我喝了口茶,坐在椅子上。她在那边不停地抽泣,我用水将全身仔细清洗,穿上衣服准备离开。
“你走吧!”她沙哑地嚷道,“你走吧,以后别再来找我!”
我径直朝门口走去。她一下子扑过来,抱住我的腿,泪水打湿了我的裤脚。
“求求你,别抛弃我....”
我一脚踢开她。
去往千风广场的路上,我意识到自己是世界上最可怜的人。我的意志已彻底崩溃,仿佛又回到了地震过后的那个少年,心中一片空虚、茫然。理智告诉我不该再回到棋桌,双腿却不由自主地向那里走去。
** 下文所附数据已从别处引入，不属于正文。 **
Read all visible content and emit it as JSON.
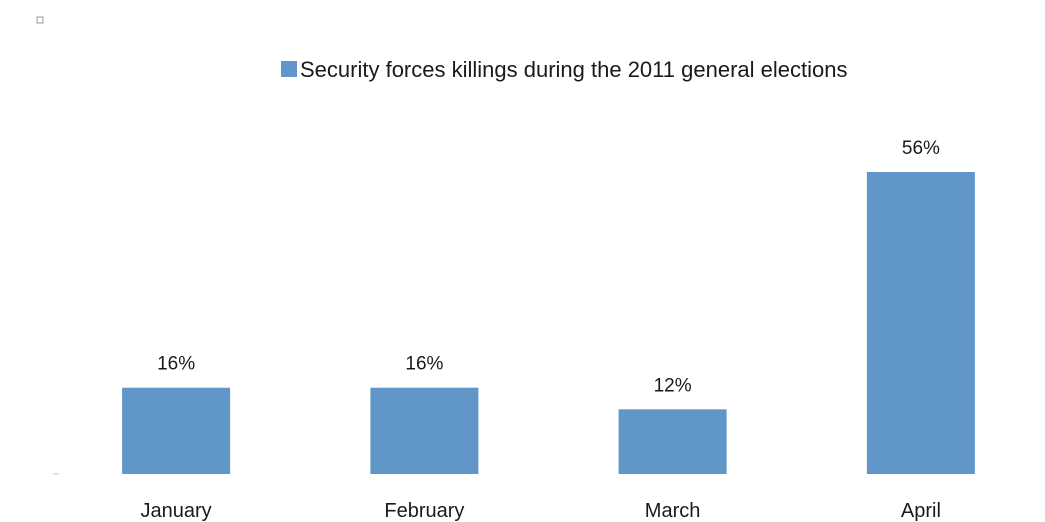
{
  "chart_data": {
    "type": "bar",
    "categories": [
      "January",
      "February",
      "March",
      "April"
    ],
    "series": [
      {
        "name": "Security forces killings during the 2011 general elections",
        "values": [
          16,
          16,
          12,
          56
        ],
        "labels": [
          "16%",
          "16%",
          "12%",
          "56%"
        ]
      }
    ],
    "unit": "%",
    "title": "",
    "xlabel": "",
    "ylabel": "",
    "ylim": [
      0,
      56
    ],
    "grid": false,
    "legend": "top",
    "colors": {
      "bar": "#6096c8",
      "text": "#1a1a1a",
      "axis": "#d9d9d9"
    }
  }
}
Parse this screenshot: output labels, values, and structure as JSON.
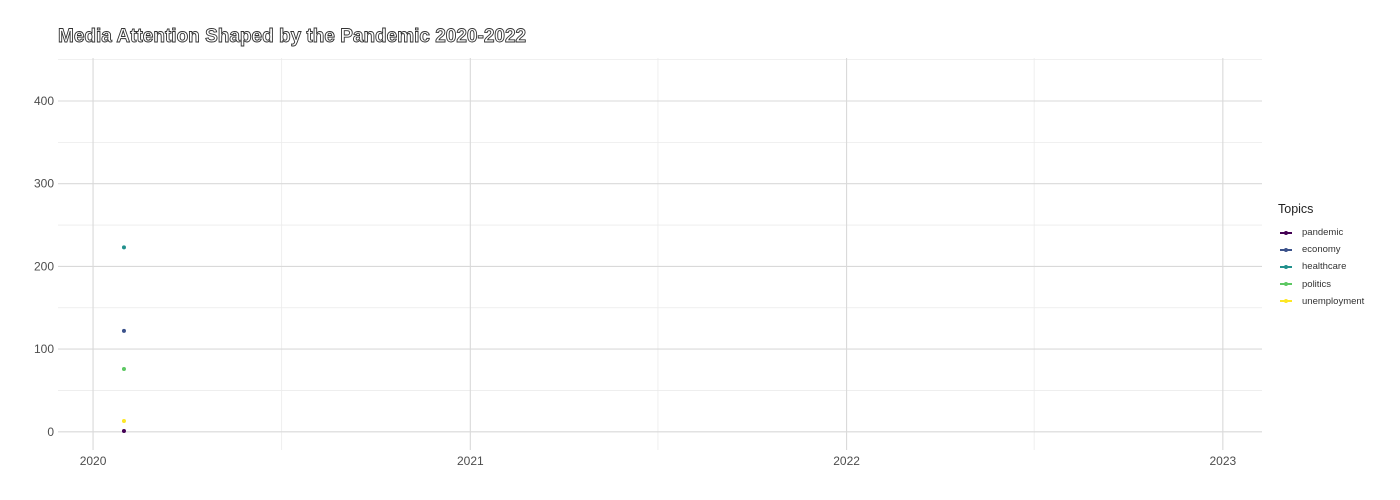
{
  "chart_data": {
    "type": "line",
    "title": "Media Attention Shaped by the Pandemic 2020-2022",
    "xlabel": "",
    "ylabel": "",
    "x_ticks": [
      "2020",
      "2021",
      "2022",
      "2023"
    ],
    "y_ticks": [
      0,
      100,
      200,
      300,
      400
    ],
    "xlim": [
      "2019-11-28",
      "2023-02-08"
    ],
    "ylim": [
      -22,
      452
    ],
    "grid": true,
    "legend": {
      "title": "Topics",
      "placement": "right"
    },
    "series": [
      {
        "name": "pandemic",
        "color": "#440154",
        "points": [
          {
            "x": "2020-01-31",
            "y": 1
          }
        ]
      },
      {
        "name": "economy",
        "color": "#3b528b",
        "points": [
          {
            "x": "2020-01-31",
            "y": 122
          }
        ]
      },
      {
        "name": "healthcare",
        "color": "#21908c",
        "points": [
          {
            "x": "2020-01-31",
            "y": 223
          }
        ]
      },
      {
        "name": "politics",
        "color": "#5dc863",
        "points": [
          {
            "x": "2020-01-31",
            "y": 76
          }
        ]
      },
      {
        "name": "unemployment",
        "color": "#fde725",
        "points": [
          {
            "x": "2020-01-31",
            "y": 13
          }
        ]
      }
    ]
  }
}
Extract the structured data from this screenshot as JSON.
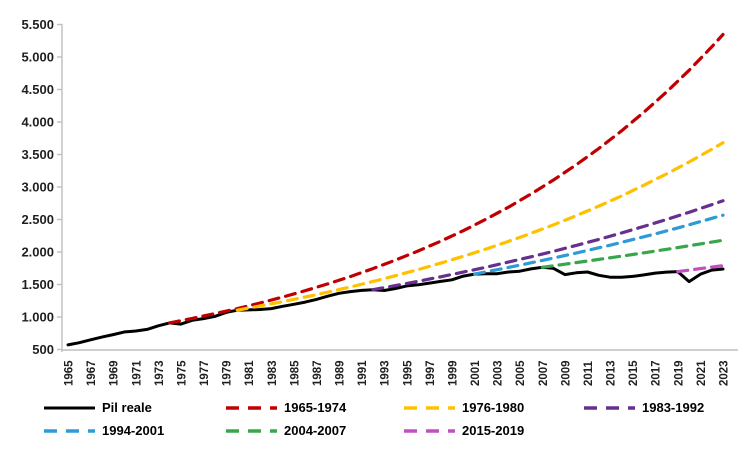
{
  "figure": {
    "background": "#FFFFFF",
    "axis_color": "#BFBFBF",
    "label_color": "#1F1F1F"
  },
  "chart_data": {
    "type": "line",
    "title": "",
    "xlabel": "",
    "ylabel": "",
    "grid": false,
    "legend_position": "bottom",
    "ylim": [
      500,
      5500
    ],
    "y_tick_step": 500,
    "y_tick_labels": [
      "500",
      "1.000",
      "1.500",
      "2.000",
      "2.500",
      "3.000",
      "3.500",
      "4.000",
      "4.500",
      "5.000",
      "5.500"
    ],
    "x_tick_labels": [
      "1965",
      "1967",
      "1969",
      "1971",
      "1973",
      "1975",
      "1977",
      "1979",
      "1981",
      "1983",
      "1985",
      "1987",
      "1989",
      "1991",
      "1993",
      "1995",
      "1997",
      "1999",
      "2001",
      "2003",
      "2005",
      "2007",
      "2009",
      "2011",
      "2013",
      "2015",
      "2017",
      "2019",
      "2021",
      "2023"
    ],
    "x_range": [
      1965,
      2023
    ],
    "series": [
      {
        "name": "Pil reale",
        "color": "#000000",
        "style": "solid",
        "x": [
          1965,
          1966,
          1967,
          1968,
          1969,
          1970,
          1971,
          1972,
          1973,
          1974,
          1975,
          1976,
          1977,
          1978,
          1979,
          1980,
          1981,
          1982,
          1983,
          1984,
          1985,
          1986,
          1987,
          1988,
          1989,
          1990,
          1991,
          1992,
          1993,
          1994,
          1995,
          1996,
          1997,
          1998,
          1999,
          2000,
          2001,
          2002,
          2003,
          2004,
          2005,
          2006,
          2007,
          2008,
          2009,
          2010,
          2011,
          2012,
          2013,
          2014,
          2015,
          2016,
          2017,
          2018,
          2019,
          2020,
          2021,
          2022,
          2023
        ],
        "values": [
          570,
          605,
          650,
          690,
          730,
          770,
          785,
          810,
          865,
          910,
          890,
          950,
          975,
          1010,
          1070,
          1105,
          1110,
          1115,
          1130,
          1165,
          1195,
          1230,
          1270,
          1320,
          1365,
          1390,
          1410,
          1420,
          1408,
          1438,
          1478,
          1495,
          1522,
          1548,
          1572,
          1630,
          1660,
          1664,
          1666,
          1692,
          1705,
          1740,
          1765,
          1748,
          1652,
          1680,
          1692,
          1642,
          1612,
          1612,
          1625,
          1647,
          1675,
          1690,
          1698,
          1545,
          1658,
          1722,
          1738
        ]
      },
      {
        "name": "1965-1974",
        "color": "#C00000",
        "style": "dashed",
        "x": [
          1974,
          1976,
          1978,
          1980,
          1982,
          1984,
          1986,
          1988,
          1990,
          1992,
          1994,
          1996,
          1998,
          2000,
          2002,
          2004,
          2006,
          2008,
          2010,
          2012,
          2014,
          2016,
          2018,
          2020,
          2022,
          2023
        ],
        "values": [
          910,
          978,
          1052,
          1130,
          1215,
          1306,
          1404,
          1509,
          1622,
          1744,
          1875,
          2015,
          2166,
          2328,
          2503,
          2690,
          2892,
          3109,
          3342,
          3592,
          3861,
          4151,
          4462,
          4796,
          5156,
          5346
        ]
      },
      {
        "name": "1976-1980",
        "color": "#FFC000",
        "style": "dashed",
        "x": [
          1980,
          1982,
          1984,
          1986,
          1988,
          1990,
          1992,
          1994,
          1996,
          1998,
          2000,
          2002,
          2004,
          2006,
          2008,
          2010,
          2012,
          2014,
          2016,
          2018,
          2020,
          2022,
          2023
        ],
        "values": [
          1105,
          1169,
          1236,
          1307,
          1382,
          1462,
          1546,
          1635,
          1729,
          1829,
          1934,
          2045,
          2163,
          2288,
          2419,
          2559,
          2706,
          2862,
          3027,
          3201,
          3385,
          3580,
          3682
        ]
      },
      {
        "name": "1983-1992",
        "color": "#67308F",
        "style": "dashed",
        "x": [
          1992,
          1994,
          1996,
          1998,
          2000,
          2002,
          2004,
          2006,
          2008,
          2010,
          2012,
          2014,
          2016,
          2018,
          2020,
          2022,
          2023
        ],
        "values": [
          1420,
          1483,
          1549,
          1618,
          1690,
          1765,
          1844,
          1926,
          2011,
          2101,
          2194,
          2292,
          2394,
          2500,
          2611,
          2727,
          2787
        ]
      },
      {
        "name": "1994-2001",
        "color": "#2E9BD6",
        "style": "dashed",
        "x": [
          2001,
          2003,
          2005,
          2007,
          2009,
          2011,
          2013,
          2015,
          2017,
          2019,
          2021,
          2023
        ],
        "values": [
          1660,
          1727,
          1797,
          1870,
          1945,
          2024,
          2105,
          2190,
          2279,
          2371,
          2467,
          2566
        ]
      },
      {
        "name": "2004-2007",
        "color": "#38A64A",
        "style": "dashed",
        "x": [
          2007,
          2009,
          2011,
          2013,
          2015,
          2017,
          2019,
          2021,
          2023
        ],
        "values": [
          1765,
          1812,
          1861,
          1911,
          1962,
          2014,
          2068,
          2124,
          2180
        ]
      },
      {
        "name": "2015-2019",
        "color": "#C44EC4",
        "style": "dashed",
        "x": [
          2019,
          2020,
          2021,
          2022,
          2023
        ],
        "values": [
          1698,
          1721,
          1744,
          1767,
          1790
        ]
      }
    ]
  }
}
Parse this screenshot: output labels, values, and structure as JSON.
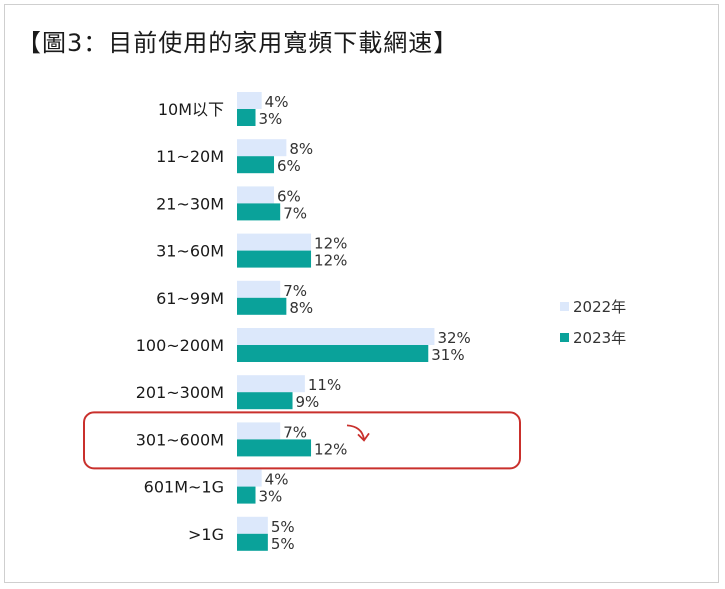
{
  "title": "【圖3：目前使用的家用寬頻下載網速】",
  "colors": {
    "s2022": "#dce8fb",
    "s2023": "#0aa29a",
    "highlight": "#c9302c"
  },
  "chart_data": {
    "type": "bar",
    "orientation": "horizontal",
    "title": "【圖3：目前使用的家用寬頻下載網速】",
    "categories": [
      "10M以下",
      "11~20M",
      "21~30M",
      "31~60M",
      "61~99M",
      "100~200M",
      "201~300M",
      "301~600M",
      "601M~1G",
      ">1G"
    ],
    "series": [
      {
        "name": "2022年",
        "values": [
          4,
          8,
          6,
          12,
          7,
          32,
          11,
          7,
          4,
          5
        ],
        "labels": [
          "4%",
          "8%",
          "6%",
          "12%",
          "7%",
          "32%",
          "11%",
          "7%",
          "4%",
          "5%"
        ]
      },
      {
        "name": "2023年",
        "values": [
          3,
          6,
          7,
          12,
          8,
          31,
          9,
          12,
          3,
          5
        ],
        "labels": [
          "3%",
          "6%",
          "7%",
          "12%",
          "8%",
          "31%",
          "9%",
          "12%",
          "3%",
          "5%"
        ]
      }
    ],
    "unit": "%",
    "legend_position": "right",
    "highlighted_category": "301~600M",
    "grid": false
  }
}
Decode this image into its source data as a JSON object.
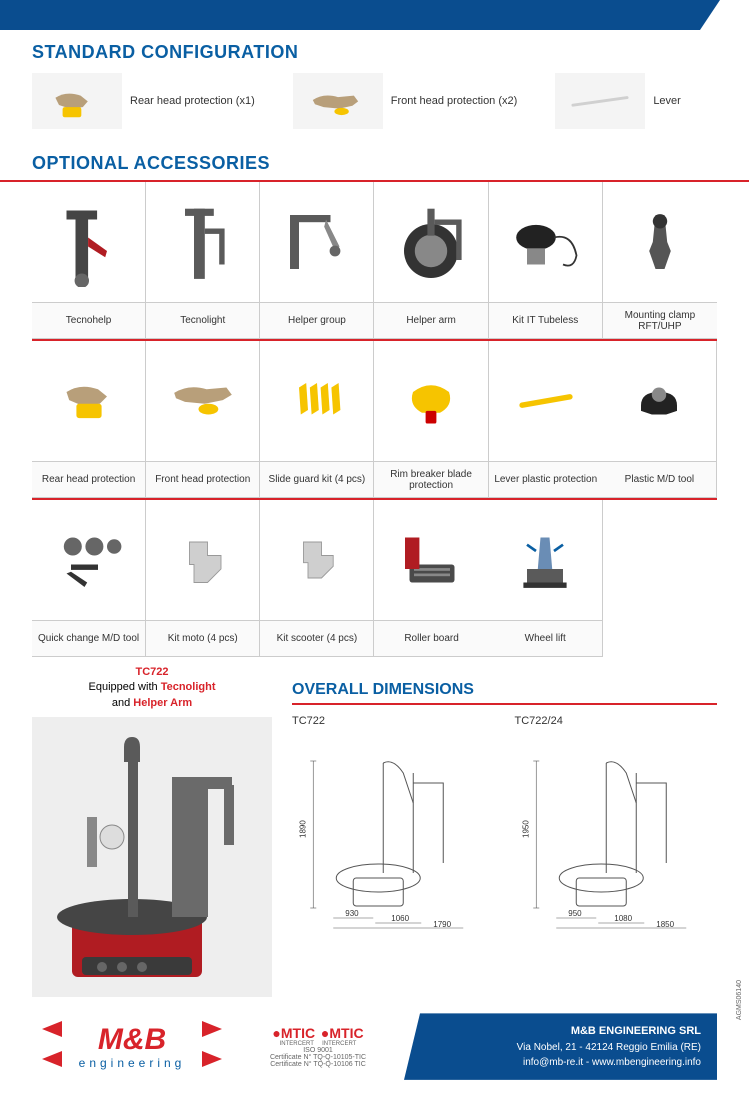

我在想逃离她,却又不顾一切,要见她一面。
中国少女已经到了,穿着条新旗袍。衣领上面紧扣着两颗纽襻,越发显得优美庄严。我的心一阵狂跳,满面发烧。我注视着棋子,含糊地打了个招呼,坐了下来。
整局棋宛若汹涌的大海,黑色白色的巨浪追逐、嬉闹,推攘,相拥相吻,缠绕不息。
她像往常一样默不做声。她的沉默折磨着我。她到底在想什么呢?据说女人都没有记性。难道她已经把昨日的温情忘了?
昨夜归途,我没能鼓起勇气拉起她的手,她一定很失望。她向往的是男女普通的爱情。我怎样既不背叛祖国,又向她敞开心扉?怎样才能告诉她,我俩之间隔着一扇玻璃,我们生活在两个对立的世界?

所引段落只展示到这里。